Over the next few weeks I want to explore memory more deeply.

What I’ve Been Watching/Listening To

Articles:

Podcasts:

  • Raising An Agent #10 - Amp killing their VS Code sidebar extension, “deep mode” with GPT-5.2-Codex as a different way of working, and why different models need different modes not just drop-down selections
  • State of AI in 2026 - Lex Fridman with Nathan Lambert and Sebastian Raschka on the state of play - no secret tech advantages, Anthropic’s bet on code paying off, and DeepSeek sparking a whole Chinese open-weight ecosystem
  • Elon Musk on Dwarkesh Podcast - AI in space in 36 months, consciousness as a tiny candle in vast darkness, and robotics as the only path to genuine abundance
  • Pi: The AI Harness That Powers OpenClaw - Armin Ronacher and Mario Zechner on Syntax.fm discussing agent design, memory, and why “Bash is all you need”

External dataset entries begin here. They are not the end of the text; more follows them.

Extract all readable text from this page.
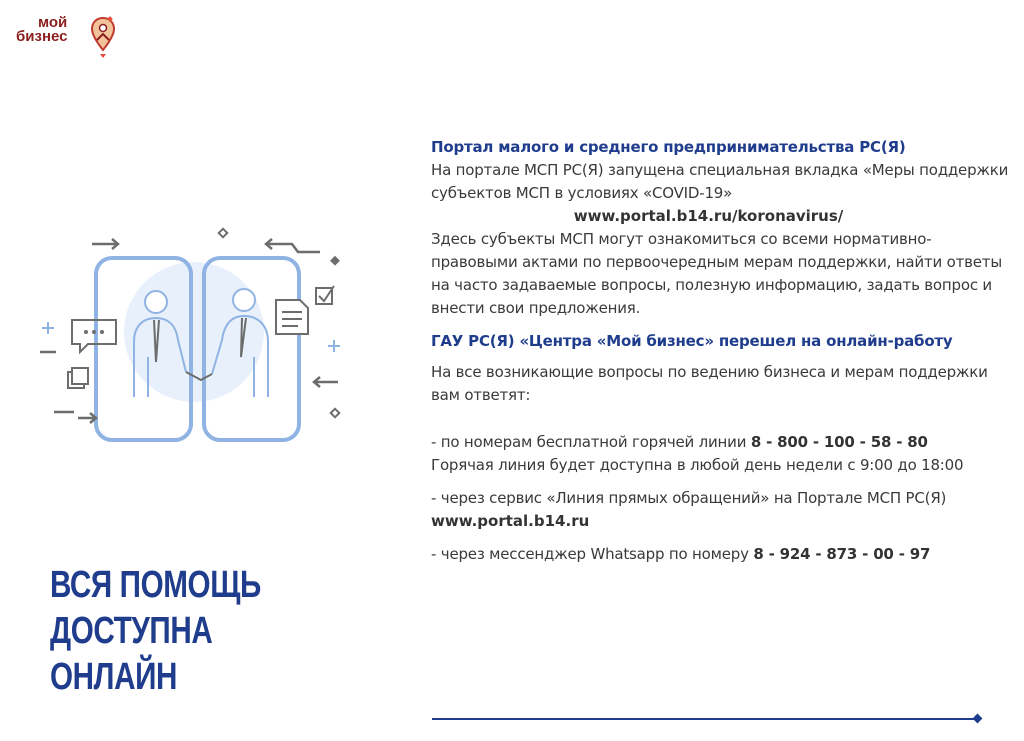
мой
бизнес
ВСЯ ПОМОЩЬ
ДОСТУПНА
ОНЛАЙН

Портал малого и среднего предпринимательства РС(Я)

На портале МСП РС(Я) запущена специальная вкладка «Меры поддержки субъектов МСП в условиях «COVID-19»

www.portal.b14.ru/koronavirus/

Здесь субъекты МСП могут ознакомиться со всеми нормативно-правовыми актами по первоочередным мерам поддержки, найти ответы на часто задаваемые вопросы, полезную информацию, задать вопрос и внести свои предложения.

ГАУ РС(Я) «Центра «Мой бизнес» перешел на онлайн-работу

На все возникающие вопросы по ведению бизнеса и мерам поддержки вам ответят:

- по номерам бесплатной горячей линии 8 - 800 - 100 - 58 - 80

Горячая линия будет доступна в любой день недели с 9:00 до 18:00

- через сервис «Линия прямых обращений» на Портале МСП РС(Я)

www.portal.b14.ru

- через мессенджер Whatsapp по номеру 8 - 924 - 873 - 00 - 97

The theme that keeps emerging: the tools are good enough now that the bottleneck is deciding what to build, not whether you can build it. Architecture, testing, and thoughtful design matter more than ever - not less - because agents amplify whatever foundation you give them.

And of course by the end of the week Anthropic and OpenAI dropped their latest models, Opus 4.6 and GPT-5.3-Codex. I look forward to getting a feel for their character over the coming weeks.